Attorney Scott Pilutik wrestles with the news of the day, from a lawyerly perspective…

A motion ‘in limine’ is a trial motion to limit or exclude certain testimony or evidence, and the judge, in deciding what the jury can hear, considers how relevant that evidence is to the proceeding versus the potential likelihood that the evidence will prejudice the jury.

Impeachments aren’t trials, but I suspect that the rough impeachment equivalent of a motion in limine, in whatever form it takes, will be the key to the impeachment trial, and that the same relevancy vs. prejudice balancing test will guide the Chief Justice when the impeachment inquiry moves over to the Senate and becomes a trial.

The House has already fought over admissibility, the most obvious example being Hunter Biden, whose testimony Adam Schiff found not at all relevant but whom Devin Nunes believes is the only necessary witness. Of course, the Dem majority controlled the inquiry phase and so Biden wasn’t subpoenaed.


But when things move to the Senate, evidence will be addressed very differently. With Mitch McConnell crafting the rules and the Chief Justice presiding, we could still see Hunter Biden. But we could also see Pompeo, Mulvaney, Bolton, and even Pence. And that all depends on the arguments made to Roberts for the inclusion and declusion of those witnesses.

Before returning to the relevancy (also called ‘probative weight’) vs prejudice test, there’s one huge wild card that distinguishes the impeachment from a trial, and that’s that the Senate can overrule the Chief Justice with a simple majority. So even Roberts ruled that Hunter Biden’s testimony can’t possibly be relevant to this proceeding, 53 Republicans can nevertheless vote to make it so.

Accordingly, because there are essentially two distinct impeachment inquiries occurring, one based in fact and one being conducted from Earth Two, the impending evidentiary rulings are kind of everything. What evidence is permitted will control how it’s written up and viewed each night. It’s theoretically possible that the Senate only call Hunter Biden for seven straight days.
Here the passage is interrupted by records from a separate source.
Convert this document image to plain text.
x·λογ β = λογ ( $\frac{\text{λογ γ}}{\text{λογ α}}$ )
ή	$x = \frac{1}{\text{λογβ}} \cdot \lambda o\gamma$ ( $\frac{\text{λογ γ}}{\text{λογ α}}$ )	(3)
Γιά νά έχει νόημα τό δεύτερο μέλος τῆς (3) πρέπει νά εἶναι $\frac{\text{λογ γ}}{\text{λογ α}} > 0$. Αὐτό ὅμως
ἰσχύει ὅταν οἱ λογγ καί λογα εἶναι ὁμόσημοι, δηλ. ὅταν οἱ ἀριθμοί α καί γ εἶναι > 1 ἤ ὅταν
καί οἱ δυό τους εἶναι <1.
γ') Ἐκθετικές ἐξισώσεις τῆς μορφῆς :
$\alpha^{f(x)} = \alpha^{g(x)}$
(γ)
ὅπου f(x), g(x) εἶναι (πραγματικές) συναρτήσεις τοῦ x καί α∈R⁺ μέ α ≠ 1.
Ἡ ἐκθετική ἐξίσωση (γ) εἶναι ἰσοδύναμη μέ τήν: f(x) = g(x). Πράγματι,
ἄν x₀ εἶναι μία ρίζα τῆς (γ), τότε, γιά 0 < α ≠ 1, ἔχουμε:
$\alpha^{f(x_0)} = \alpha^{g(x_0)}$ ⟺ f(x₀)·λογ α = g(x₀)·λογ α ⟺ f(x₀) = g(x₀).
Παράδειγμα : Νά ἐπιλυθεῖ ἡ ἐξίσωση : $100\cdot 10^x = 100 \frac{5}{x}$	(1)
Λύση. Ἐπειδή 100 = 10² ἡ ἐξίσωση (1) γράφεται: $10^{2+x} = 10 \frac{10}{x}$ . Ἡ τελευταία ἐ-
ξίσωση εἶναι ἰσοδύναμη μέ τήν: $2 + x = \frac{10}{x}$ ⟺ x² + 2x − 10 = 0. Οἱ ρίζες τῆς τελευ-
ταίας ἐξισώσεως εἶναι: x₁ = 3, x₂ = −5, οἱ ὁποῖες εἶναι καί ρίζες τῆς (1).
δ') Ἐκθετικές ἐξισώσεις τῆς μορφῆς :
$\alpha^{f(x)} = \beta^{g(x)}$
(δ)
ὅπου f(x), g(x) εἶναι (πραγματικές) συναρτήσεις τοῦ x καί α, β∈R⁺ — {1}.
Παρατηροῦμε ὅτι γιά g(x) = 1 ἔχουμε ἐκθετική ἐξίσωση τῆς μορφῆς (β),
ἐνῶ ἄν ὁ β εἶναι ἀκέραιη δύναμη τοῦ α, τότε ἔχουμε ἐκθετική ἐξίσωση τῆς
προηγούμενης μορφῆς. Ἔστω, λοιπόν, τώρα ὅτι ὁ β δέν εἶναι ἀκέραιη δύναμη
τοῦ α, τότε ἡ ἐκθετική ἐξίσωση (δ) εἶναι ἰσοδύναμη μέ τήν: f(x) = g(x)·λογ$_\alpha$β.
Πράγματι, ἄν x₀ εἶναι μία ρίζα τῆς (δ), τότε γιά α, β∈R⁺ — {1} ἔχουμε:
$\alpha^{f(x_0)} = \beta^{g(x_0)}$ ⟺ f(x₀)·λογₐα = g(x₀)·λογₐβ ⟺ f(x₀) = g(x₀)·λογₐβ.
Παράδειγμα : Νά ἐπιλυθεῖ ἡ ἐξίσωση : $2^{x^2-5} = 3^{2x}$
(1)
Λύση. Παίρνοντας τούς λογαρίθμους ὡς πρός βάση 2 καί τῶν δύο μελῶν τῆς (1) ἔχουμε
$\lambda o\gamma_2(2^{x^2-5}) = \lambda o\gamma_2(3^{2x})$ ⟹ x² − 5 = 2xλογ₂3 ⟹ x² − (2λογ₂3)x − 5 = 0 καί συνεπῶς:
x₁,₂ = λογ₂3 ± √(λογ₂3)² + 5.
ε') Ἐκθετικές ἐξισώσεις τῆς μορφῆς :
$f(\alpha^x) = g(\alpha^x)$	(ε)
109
But the Senate probably won’t go quite that far, if only because they’ll feel a need to conduct something that can be reasonably passed off as fair. But given how the past week went, it’s really not possible to argue against the relevancy of Pompeo’s, Mulvaney’s, Bolton’s, and even Pence’s testimony (i.e., other witnesses named them, and other docs subsequently emerged), and it’s really difficult to imagine how Hunter Biden’s testimony is remotely relevant. Even if the Bidens were thoroughly and demonstrably corrupt, such would not excuse abuse of office.
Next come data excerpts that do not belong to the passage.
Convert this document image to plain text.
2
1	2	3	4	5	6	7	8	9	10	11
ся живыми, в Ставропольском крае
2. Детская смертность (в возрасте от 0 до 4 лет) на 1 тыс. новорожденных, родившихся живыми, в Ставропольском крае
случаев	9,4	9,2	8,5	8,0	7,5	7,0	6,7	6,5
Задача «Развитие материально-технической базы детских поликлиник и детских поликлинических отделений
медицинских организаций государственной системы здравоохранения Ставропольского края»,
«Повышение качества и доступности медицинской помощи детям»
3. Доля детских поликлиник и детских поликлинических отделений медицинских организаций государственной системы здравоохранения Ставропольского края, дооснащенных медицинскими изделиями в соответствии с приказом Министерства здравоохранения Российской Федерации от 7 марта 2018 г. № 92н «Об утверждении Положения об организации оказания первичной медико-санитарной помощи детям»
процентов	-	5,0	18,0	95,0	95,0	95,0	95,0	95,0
So in consideration of these looming questions about who will ultimately testify and/or be compelled to testify, we’re left with a sizeable political dilemma between the Senate majority and John Roberts. And despite that the tension is between “conservatives” (whatever that means anymore), on one side you’ve got Mitch McConnell, who refused to even grant Merrick Garland a hearing because Obama’s term was 80 percent complete, and on the other John Roberts, famously sensitive to appearances and public perceptions of the court’s legitimacy.
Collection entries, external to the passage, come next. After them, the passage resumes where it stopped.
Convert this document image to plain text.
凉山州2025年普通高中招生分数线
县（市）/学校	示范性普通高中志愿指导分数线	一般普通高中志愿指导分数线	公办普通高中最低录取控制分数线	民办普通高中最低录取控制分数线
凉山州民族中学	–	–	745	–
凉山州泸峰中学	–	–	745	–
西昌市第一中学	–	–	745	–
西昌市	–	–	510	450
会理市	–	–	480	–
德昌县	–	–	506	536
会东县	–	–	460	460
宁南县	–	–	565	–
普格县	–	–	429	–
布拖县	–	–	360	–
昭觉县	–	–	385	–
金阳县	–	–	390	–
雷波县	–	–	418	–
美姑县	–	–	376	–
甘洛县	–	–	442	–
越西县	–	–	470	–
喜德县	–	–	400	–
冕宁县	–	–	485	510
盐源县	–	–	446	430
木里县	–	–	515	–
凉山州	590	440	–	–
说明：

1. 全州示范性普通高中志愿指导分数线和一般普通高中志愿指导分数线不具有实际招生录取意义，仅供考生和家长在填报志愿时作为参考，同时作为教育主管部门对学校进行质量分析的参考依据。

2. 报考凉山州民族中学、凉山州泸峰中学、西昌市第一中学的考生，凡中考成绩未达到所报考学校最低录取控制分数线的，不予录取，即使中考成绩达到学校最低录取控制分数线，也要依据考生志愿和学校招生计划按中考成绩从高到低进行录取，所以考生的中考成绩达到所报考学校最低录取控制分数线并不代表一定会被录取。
I believe Roberts will strive to stick to the book and general legal principles and remain as Switzerland-ish as possible, and provide ample basis for his reasoning to allow the compelled testimony of Trump’s closest advisors and exclude Hunter Biden’s.

The question then becomes whether 50 of 53 senators are comfortable overruling the Chief Justice of the Supreme Court on evidentiary questions that aren’t at all close. Or rather, whether Mitch McConnell can convince nearly his entire caucus to overrule the Chief Justice of the Supreme Court.

Roberts is more than a ceremonial figurehead in these coming proceedings, he’s the implied threat of a conscience, a potential check against McConnell’s basest instincts. Roberts’ concern for the court’s legitimacy has always been a tricky dance among nine justices, but presiding over these hearings alone renders his concern over legitimacy never more apparent and vulnerable.

There’s an interesting legal question about just how prejudice fits into the evidentiary calculus when the jury is the Senate, who are almost all already familiar the evidence, and so can’t really be prejudiced for being further exposed to it in a Senate trial. Or is the jury, in effect, America, since the trial will be public? In which case Hunter Biden’s testimony could possibly be deemed both not relevant and highly prejudicial.